"Clicks, likes, shares and comments" a systematic review of breast cancer screening discourse in social media

BackgroundUnsatisfactory participation rate at population based organised breast cancer screening is a long standing problem. Social media, with 3.2 billion users in 2019, is potentially an important site of breast cancer related discourse. Determining whether these platforms might be used as channels by screening providers to reach under-screened women may have considerable public health significance.ObjectivesBy systematically reviewing original research studies on breast cancer related social media discourse, we had two aims: first, to assess the volume, participants and content of breast screening social media communication and second, to find out whether social media can be used by screening organisers as a channel of patient education.MethodsWe followed the Preferred Reporting Items for Systematic Reviews and Meta-Analyses (PRISMA). After searching PubMed, ScienceDirect, Web of Science, Springer and Ebsco, 17 studies were found that met our criteria. A systematic narrative framework was used for data synthesis. Owing to the high degree of heterogeneity in social media channels, outcomes and measurement included in this study, a meta-analytic approach was not appropriate.ResultsThe volume of breast cancer related social media discourse is considerable. The majority of participants are lay individuals as opposed to healthcare professionals or advocacy groups. The lay misunderstandings surrounding the harms and benefits of mammography is well mirrored in the content of social media discourse. Although there is criticism, breast cancer screening sentiment on the social media ranges from the neutral to the positive. Social media is suitable for offering peer emotional support for potential participants.ConclusionDedicated breast screening websites operated by screening organisers would ensure much needed quality controlled information and also provide space for reliable question and answer forums, the sharing of personal experience and the provision of peer and professional support.

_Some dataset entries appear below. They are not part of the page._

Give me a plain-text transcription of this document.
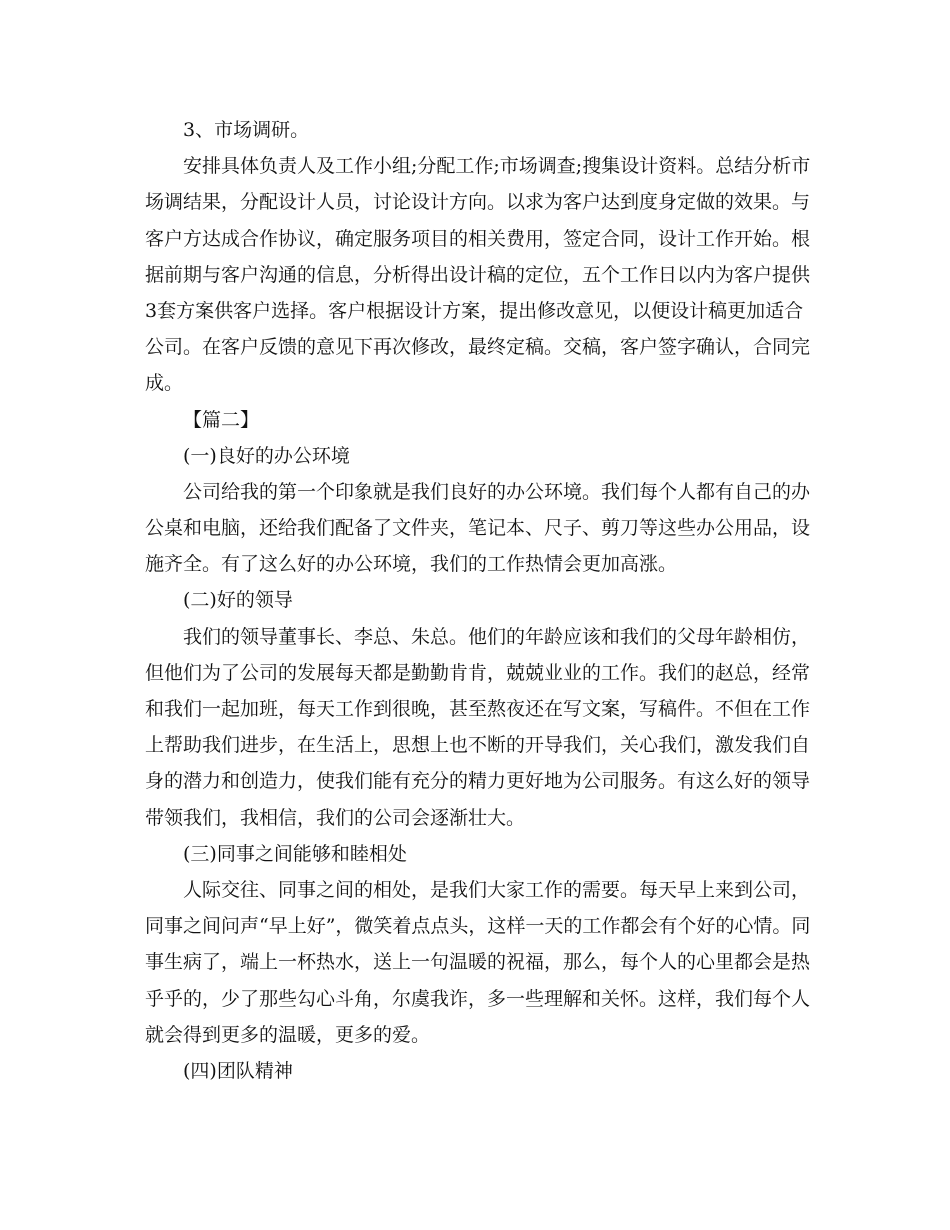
3、市场调研。
安排具体负责人及工作小组;分配工作;市场调查;搜集设计资料。总结分析市
场调结果，分配设计人员，讨论设计方向。以求为客户达到度身定做的效果。与
客户方达成合作协议，确定服务项目的相关费用，签定合同，设计工作开始。根
据前期与客户沟通的信息，分析得出设计稿的定位，五个工作日以内为客户提供
3套方案供客户选择。客户根据设计方案，提出修改意见，以便设计稿更加适合
公司。在客户反馈的意见下再次修改，最终定稿。交稿，客户签字确认，合同完
成。
【篇二】
(一)良好的办公环境
公司给我的第一个印象就是我们良好的办公环境。我们每个人都有自己的办
公桌和电脑，还给我们配备了文件夹，笔记本、尺子、剪刀等这些办公用品，设
施齐全。有了这么好的办公环境，我们的工作热情会更加高涨。
(二)好的领导
我们的领导董事长、李总、朱总。他们的年龄应该和我们的父母年龄相仿，
但他们为了公司的发展每天都是勤勤肯肯，兢兢业业的工作。我们的赵总，经常
和我们一起加班，每天工作到很晚，甚至熬夜还在写文案，写稿件。不但在工作
上帮助我们进步，在生活上，思想上也不断的开导我们，关心我们，激发我们自
身的潜力和创造力，使我们能有充分的精力更好地为公司服务。有这么好的领导
带领我们，我相信，我们的公司会逐渐壮大。
(三)同事之间能够和睦相处
人际交往、同事之间的相处，是我们大家工作的需要。每天早上来到公司，
同事之间问声“早上好”，微笑着点点头，这样一天的工作都会有个好的心情。同
事生病了，端上一杯热水，送上一句温暖的祝福，那么，每个人的心里都会是热
乎乎的，少了那些勾心斗角，尔虞我诈，多一些理解和关怀。这样，我们每个人
就会得到更多的温暖，更多的爱。
(四)团队精神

背景 基于人群的规范化乳腺癌筛查参与率偏低是长期存在的公共卫生难题。2019年全球社交媒体用户达32亿，其或为乳腺癌相关话题讨论的重要阵地。明确此类平台能否被筛查服务提供方用作触达未筛查女性的渠道，具备重要的公共卫生价值。 研究目的 本研究通过系统回顾乳腺癌相关社交媒体话语的原创研究，达成两大目标：其一，评估乳腺癌筛查相关社交媒体传播的规模、参与主体与内容特征；其二，明确筛查组织方能否借助社交媒体开展患者教育。 研究方法 本研究遵循《系统评价与元分析首选报告规范》（Preferred Reporting Items for Systematic Reviews and Meta-Analyses, PRISMA）。通过检索PubMed、ScienceDirect、Web of Science、Springer及Ebsco数据库，最终纳入符合纳入标准的17项研究。研究采用系统性叙事框架开展数据合成。鉴于本研究纳入的社交媒体渠道、结局指标与测量方式存在高度异质性，故不适合采用元分析方法。 研究结果 乳腺癌相关社交媒体话语的讨论规模可观。参与主体以普通民众为主，而非医疗专业人员或倡导组织。民众对乳腺钼靶检查的利弊认知误区，在社交媒体话语内容中得到充分体现。尽管存在批评声音，但社交媒体上的乳腺癌筛查舆情整体处于中性至积极区间。社交媒体可为潜在筛查人群提供同伴情感支持。 研究结论 由筛查组织方运营的专属乳腺癌筛查网站，既能提供亟需的质量管控信息，也可搭建可靠的问答论坛、个人经验分享平台，并提供同伴与专业支持服务。